LOUISVILLE, Ky. (WDRB) -
Thousands of students are packing Freedom Hall on Friday night to hear who won competitions at SkillsUSA.
Six-thousand middle and high school students went head to head in competitions that required trade skills, from culinary, to carpentry to cosmetology.
“We need skilled workers to do that,” said Chris Arvin, Development Manager at Caterpillar.
The week-long SkillsUSA program at the Kentucky Expo Center takes the very best technical students from all over the country and awards scholarships and other prizes to competition winners in more than 100 different categories.
“We went to districts to see how we did, then we got first at states, and then we came here,” said 18-year-old Corvin Black.
Black and his three teammates came all the way from Missouri, and although they were in the same high school carpentry class, they've never faced a challenge this big.

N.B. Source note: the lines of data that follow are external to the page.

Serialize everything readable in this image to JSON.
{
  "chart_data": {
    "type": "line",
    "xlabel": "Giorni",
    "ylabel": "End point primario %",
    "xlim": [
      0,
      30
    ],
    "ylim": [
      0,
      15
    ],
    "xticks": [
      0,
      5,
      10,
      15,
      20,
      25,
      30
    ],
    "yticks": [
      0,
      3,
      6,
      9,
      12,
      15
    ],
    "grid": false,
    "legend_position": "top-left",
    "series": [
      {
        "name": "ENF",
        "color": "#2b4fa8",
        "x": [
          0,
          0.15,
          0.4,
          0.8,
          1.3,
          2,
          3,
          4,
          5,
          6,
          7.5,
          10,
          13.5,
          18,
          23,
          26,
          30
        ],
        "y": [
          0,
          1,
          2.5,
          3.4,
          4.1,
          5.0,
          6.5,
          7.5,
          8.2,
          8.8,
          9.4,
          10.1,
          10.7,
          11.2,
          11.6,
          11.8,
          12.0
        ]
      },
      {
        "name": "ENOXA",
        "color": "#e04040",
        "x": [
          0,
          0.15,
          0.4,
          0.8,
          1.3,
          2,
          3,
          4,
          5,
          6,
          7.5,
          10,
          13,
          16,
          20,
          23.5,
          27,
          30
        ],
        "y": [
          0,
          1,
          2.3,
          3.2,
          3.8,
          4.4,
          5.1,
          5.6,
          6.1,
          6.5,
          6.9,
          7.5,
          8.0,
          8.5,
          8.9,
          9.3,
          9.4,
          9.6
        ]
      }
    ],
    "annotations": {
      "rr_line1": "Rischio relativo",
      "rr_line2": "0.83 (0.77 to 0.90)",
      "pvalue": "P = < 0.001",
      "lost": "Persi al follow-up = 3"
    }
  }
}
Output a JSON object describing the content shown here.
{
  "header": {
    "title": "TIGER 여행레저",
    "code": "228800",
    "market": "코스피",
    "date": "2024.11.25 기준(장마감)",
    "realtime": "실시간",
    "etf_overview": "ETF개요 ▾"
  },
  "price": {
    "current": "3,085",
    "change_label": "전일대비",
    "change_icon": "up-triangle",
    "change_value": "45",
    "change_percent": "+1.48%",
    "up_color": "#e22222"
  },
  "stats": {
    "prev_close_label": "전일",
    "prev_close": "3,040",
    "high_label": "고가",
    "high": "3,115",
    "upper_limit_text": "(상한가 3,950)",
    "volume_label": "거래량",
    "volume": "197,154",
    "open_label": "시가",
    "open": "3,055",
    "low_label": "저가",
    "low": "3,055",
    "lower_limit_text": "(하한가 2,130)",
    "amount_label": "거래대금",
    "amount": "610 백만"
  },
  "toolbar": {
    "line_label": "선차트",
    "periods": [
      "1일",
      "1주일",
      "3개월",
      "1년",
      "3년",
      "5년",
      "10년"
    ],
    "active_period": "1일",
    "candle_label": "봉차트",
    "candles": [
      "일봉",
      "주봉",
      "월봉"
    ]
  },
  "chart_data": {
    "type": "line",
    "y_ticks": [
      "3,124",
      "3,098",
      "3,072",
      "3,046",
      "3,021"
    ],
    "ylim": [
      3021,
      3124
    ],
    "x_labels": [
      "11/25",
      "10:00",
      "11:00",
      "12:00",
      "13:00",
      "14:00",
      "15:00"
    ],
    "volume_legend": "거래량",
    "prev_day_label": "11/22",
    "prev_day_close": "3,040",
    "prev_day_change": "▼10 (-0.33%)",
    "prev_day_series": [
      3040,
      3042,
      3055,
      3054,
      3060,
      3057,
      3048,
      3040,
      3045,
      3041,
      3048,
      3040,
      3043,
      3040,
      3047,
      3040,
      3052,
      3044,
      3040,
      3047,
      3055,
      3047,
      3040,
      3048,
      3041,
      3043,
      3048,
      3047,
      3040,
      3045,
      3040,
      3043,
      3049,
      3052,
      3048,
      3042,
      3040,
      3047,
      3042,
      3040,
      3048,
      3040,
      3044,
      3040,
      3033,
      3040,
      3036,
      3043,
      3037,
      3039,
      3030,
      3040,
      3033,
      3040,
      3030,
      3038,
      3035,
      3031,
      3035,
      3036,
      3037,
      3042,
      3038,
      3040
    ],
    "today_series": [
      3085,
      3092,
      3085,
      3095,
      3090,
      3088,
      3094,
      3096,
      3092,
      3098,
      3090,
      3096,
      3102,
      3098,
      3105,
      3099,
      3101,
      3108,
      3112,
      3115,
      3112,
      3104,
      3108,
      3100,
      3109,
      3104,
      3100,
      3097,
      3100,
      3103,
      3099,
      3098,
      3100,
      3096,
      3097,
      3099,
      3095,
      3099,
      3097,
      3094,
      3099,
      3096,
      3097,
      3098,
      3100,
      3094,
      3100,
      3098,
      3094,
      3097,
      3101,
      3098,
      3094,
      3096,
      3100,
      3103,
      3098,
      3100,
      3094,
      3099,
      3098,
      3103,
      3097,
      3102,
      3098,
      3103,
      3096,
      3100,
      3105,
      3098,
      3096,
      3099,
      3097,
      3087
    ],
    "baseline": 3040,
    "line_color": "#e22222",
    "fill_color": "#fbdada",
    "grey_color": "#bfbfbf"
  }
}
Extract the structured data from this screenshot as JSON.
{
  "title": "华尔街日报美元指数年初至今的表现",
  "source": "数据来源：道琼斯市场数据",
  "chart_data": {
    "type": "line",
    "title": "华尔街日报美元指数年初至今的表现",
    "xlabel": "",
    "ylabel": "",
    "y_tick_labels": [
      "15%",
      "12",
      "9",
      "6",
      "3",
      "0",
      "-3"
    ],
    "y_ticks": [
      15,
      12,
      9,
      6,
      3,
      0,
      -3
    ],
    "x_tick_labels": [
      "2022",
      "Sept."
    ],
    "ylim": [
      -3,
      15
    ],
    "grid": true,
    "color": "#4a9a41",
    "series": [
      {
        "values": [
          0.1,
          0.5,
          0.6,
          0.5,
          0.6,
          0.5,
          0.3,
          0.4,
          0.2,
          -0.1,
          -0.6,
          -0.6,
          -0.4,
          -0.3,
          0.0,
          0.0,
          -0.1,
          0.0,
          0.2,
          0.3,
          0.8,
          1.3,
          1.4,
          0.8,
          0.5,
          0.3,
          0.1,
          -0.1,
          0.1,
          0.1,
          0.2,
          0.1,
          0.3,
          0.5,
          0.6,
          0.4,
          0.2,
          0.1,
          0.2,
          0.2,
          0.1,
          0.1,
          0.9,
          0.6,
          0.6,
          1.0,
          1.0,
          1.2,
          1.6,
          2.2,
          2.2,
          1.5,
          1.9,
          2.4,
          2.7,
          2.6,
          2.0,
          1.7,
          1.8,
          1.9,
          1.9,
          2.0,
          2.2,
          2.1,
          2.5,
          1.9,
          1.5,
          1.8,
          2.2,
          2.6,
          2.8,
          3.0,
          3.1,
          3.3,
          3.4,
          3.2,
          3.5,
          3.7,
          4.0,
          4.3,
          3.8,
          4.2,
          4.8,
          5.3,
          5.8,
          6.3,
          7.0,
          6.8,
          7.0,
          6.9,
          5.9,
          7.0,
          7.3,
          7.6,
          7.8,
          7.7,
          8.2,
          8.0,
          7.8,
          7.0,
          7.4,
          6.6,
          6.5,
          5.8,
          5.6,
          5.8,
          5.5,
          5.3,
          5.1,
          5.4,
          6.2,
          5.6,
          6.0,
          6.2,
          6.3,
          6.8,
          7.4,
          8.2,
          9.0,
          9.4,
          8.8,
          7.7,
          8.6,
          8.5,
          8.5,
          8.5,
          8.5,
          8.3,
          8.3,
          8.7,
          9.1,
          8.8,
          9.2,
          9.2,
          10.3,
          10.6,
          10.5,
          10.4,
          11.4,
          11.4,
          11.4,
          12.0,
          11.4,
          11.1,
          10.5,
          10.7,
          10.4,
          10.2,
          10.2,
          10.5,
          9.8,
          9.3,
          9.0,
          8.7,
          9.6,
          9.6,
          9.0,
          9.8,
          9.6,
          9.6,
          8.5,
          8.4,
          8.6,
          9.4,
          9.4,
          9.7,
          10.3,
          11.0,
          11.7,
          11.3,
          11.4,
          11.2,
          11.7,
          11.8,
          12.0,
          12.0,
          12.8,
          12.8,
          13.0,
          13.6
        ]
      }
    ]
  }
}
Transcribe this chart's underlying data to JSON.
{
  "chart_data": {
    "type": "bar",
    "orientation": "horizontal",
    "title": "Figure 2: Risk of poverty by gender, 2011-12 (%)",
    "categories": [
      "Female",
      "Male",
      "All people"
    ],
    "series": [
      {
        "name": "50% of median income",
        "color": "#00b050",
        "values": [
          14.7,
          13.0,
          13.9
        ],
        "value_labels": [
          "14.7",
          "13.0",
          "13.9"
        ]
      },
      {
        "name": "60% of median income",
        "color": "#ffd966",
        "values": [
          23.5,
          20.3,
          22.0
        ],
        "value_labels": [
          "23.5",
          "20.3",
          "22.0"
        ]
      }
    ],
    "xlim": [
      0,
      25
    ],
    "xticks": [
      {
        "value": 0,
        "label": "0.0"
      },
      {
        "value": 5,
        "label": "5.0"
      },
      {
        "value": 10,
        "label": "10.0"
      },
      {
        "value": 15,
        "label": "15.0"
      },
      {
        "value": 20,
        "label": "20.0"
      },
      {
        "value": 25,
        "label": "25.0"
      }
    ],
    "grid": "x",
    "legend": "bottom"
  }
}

They had to build an eight-foot-by-eight-foot house in just three days.
Each played a role; an electrician, a plumber, a carpenter and a mason. Their house was judged at the end of the week. They say the competition at nationals was tough.
While they didn't win, they'll take the lessons they learned with them in the future. And they might just land a job at one of the companies, like Caterpillar, which is scouting future talent at SkillsUSA.
“What we like is not only do you get the technical, so you might get the best welder and you might get the best technician, but you are also going to get a leader,” Arvin said. “That's the difference with SkillsUSA and why Caterpillar works with them. You're going to get those kids who have the personal and workplace skills you don't see a lot of other places when you're looking at graduates.”
If you're a student entering the work force, employers are using SkillsUSA to make it clear you can make good living by learning a trade.
“Six-million jobs are available in the United States right now,” said Timothy Lawrence, Executive Director of SkillsUSA. “Six-hundred-thousand of them are in manufacturing alone. The pipeline is not filling quickly enough for employers. SkillsUSA is a partial solution, but a very strong solution to that issue.”